DP3877 Trade, Wages and the Political Economy of Trade Protection: Evidence from the Colombian Trade Reforms
|Author(s):||Pinelopi Koujianou Goldberg, Nina Pavcnik|
|Publication Date:||April 2003|
|Keyword(s):||colombia, political economy, trade policy, wages|
|JEL(s):||F10, F13, J31|
|Programme Areas:||International Trade and Regional Economics|
|Link to this Page:||cepr.org/active/publications/discussion_papers/dp.php?dpno=3877|
Worker industry affiliation plays a crucial role in how trade policy affects wages in many trade models. Yet, most research has focused on how trade policy affects wages by altering the economy-wide returns to a specific worker characteristic (i.e. skill or education) rather than through worker-industry affiliation. This Paper exploits drastic trade liberalizations in Colombia in the 1980s and 1990s to investigate the relationship between protection and industry wages. Using the Colombian National Household Survey we first compute industry wage premiums, adjusting for a series of worker, job, and firm characteristics. We find that Colombian industry wage premiums exhibit remarkably less persistence over time than US wage premiums. Similarly, tariffs are less correlated over time than in the US data, indicating that trade liberalization has changed the structure of protection. We next relate wage premiums to trade policy in a framework that accounts for the political economy of trade protection. Accounting for time-invariant political economy factors is critical. When we do not control for unobserved time-invariant industry characteristics, we find that workers in protected sectors earn less than workers with similar observable characteristics in unprotected sectors.

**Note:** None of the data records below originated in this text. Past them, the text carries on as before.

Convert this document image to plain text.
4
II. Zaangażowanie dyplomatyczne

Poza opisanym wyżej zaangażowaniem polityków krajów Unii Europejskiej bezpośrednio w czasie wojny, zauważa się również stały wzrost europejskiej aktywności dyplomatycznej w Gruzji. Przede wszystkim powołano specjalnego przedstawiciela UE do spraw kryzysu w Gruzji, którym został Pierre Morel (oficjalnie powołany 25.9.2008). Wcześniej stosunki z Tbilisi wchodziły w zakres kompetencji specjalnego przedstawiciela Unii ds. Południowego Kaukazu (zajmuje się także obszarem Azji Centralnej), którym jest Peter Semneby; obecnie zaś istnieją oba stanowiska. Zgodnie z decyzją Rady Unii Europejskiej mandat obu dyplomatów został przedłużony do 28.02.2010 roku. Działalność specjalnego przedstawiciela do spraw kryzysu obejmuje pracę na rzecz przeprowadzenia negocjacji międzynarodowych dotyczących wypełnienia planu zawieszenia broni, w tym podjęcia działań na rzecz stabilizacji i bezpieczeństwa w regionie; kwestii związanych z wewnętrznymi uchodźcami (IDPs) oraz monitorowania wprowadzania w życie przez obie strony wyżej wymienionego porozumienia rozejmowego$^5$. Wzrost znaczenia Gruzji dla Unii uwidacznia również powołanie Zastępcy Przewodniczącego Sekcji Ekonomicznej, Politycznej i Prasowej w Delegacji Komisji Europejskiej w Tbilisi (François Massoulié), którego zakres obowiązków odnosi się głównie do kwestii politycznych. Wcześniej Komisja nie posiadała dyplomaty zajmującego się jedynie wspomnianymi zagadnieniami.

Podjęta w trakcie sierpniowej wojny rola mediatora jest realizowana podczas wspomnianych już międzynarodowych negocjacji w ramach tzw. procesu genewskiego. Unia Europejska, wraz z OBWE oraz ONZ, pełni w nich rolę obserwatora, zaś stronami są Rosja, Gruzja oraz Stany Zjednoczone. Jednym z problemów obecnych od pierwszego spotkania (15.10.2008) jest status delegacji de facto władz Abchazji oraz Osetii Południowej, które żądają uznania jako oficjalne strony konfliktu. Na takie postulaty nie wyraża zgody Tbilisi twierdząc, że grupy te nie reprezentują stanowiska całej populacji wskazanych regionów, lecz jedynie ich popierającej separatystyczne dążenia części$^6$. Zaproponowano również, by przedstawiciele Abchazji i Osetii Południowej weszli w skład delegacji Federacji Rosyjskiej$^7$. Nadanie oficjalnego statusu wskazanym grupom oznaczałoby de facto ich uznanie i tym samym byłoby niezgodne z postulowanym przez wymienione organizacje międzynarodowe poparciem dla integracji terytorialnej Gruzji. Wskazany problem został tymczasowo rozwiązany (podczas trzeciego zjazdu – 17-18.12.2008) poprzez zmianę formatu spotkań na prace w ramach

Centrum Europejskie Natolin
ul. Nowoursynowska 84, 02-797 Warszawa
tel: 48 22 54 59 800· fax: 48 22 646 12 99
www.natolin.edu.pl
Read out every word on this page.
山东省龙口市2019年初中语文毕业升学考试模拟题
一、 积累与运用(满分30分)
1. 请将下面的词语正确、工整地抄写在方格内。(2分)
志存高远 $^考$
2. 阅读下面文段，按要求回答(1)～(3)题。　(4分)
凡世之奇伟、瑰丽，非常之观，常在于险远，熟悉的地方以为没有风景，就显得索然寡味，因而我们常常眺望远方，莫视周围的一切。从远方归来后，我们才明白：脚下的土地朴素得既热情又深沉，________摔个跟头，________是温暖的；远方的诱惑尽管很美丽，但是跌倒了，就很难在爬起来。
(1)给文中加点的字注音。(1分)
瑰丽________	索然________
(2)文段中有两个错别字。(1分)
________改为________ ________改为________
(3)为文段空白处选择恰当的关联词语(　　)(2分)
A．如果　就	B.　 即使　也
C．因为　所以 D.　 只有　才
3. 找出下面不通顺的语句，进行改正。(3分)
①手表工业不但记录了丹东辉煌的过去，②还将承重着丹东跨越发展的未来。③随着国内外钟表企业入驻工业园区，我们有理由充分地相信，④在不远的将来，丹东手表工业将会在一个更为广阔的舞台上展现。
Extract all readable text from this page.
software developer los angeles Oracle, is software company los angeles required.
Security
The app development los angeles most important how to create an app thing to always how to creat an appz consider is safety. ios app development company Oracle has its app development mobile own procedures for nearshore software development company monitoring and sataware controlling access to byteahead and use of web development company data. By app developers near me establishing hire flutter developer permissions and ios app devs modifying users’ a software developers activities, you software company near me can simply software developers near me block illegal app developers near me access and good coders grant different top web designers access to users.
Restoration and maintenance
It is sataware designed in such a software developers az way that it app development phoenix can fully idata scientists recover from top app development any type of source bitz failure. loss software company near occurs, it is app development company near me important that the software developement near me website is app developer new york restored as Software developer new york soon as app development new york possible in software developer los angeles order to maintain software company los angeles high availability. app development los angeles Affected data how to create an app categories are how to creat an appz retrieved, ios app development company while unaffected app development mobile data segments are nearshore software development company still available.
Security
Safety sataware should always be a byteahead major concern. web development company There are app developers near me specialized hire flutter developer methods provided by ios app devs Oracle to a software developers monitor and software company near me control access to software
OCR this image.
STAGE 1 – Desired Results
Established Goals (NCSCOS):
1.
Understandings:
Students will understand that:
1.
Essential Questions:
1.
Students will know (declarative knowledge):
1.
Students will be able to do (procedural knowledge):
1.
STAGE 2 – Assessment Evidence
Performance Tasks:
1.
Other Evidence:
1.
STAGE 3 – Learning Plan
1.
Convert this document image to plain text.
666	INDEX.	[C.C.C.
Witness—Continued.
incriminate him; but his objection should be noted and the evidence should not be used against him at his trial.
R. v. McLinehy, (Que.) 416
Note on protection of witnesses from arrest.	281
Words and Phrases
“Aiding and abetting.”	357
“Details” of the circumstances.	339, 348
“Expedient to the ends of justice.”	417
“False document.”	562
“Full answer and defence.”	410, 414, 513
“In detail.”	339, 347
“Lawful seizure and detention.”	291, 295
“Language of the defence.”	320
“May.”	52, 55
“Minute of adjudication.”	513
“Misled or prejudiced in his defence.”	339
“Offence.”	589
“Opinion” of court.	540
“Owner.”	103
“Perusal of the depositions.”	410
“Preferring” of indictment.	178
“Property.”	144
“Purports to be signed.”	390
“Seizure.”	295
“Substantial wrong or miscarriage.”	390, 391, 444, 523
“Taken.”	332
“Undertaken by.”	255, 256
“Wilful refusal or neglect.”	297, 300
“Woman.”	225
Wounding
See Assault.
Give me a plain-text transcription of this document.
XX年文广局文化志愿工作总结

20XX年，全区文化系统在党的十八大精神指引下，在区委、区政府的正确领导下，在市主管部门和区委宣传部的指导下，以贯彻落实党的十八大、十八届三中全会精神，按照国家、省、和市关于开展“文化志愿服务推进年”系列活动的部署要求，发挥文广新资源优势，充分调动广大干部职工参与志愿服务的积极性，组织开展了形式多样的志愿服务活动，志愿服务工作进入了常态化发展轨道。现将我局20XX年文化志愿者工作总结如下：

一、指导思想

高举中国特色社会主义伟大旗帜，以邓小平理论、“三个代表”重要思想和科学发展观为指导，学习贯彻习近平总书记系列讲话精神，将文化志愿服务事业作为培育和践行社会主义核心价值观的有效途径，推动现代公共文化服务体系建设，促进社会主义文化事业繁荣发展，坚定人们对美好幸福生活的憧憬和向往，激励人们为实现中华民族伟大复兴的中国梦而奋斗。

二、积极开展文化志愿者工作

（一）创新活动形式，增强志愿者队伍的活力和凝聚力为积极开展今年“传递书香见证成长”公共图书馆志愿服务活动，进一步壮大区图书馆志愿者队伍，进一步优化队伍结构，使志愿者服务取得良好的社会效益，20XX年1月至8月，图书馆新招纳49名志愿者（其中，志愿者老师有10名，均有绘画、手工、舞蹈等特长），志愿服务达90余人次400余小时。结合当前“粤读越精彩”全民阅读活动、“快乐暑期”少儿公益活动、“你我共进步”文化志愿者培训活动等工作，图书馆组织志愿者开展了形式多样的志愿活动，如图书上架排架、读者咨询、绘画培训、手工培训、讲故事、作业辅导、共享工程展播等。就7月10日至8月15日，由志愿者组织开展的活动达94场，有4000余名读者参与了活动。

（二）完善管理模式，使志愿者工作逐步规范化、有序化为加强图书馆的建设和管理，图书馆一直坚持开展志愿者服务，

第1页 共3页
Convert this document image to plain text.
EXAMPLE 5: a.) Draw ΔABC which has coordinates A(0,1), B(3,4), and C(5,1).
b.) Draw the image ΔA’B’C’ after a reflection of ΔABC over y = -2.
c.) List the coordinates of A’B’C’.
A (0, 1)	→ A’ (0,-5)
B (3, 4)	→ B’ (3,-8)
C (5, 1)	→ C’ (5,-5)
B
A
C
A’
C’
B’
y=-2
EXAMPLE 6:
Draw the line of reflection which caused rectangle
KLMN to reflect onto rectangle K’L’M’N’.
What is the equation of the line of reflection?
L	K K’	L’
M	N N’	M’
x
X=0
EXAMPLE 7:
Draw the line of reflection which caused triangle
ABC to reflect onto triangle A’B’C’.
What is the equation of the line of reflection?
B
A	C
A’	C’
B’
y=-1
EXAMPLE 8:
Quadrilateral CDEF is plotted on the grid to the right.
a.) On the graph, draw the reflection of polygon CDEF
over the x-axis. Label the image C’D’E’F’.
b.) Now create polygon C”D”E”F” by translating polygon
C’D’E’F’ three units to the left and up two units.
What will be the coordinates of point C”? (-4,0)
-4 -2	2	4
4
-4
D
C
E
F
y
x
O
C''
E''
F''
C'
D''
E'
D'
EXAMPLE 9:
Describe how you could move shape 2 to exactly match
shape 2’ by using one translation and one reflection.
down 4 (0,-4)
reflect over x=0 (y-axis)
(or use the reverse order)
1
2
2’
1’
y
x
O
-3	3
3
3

Allowing for industry fixed effects reverses the result: trade protection increases relative wages. This positive relationship persists when we instrument for tariff changes. Our results are in line with short- and medium-run models of trade where labour is immobile across sectors, or, alternatively, with the existence of industry rents that are reduced by trade liberalization. In the context of the current debate on the rising income inequality in developing countries, our findings point to a source of disparity beyond the well-documented rise in the economy-wide skill premium: because tariff reductions were proportionately larger in sectors employing a high fraction of less-skilled workers, the decrease in the wage premiums in these sectors affected such workers disproportionately.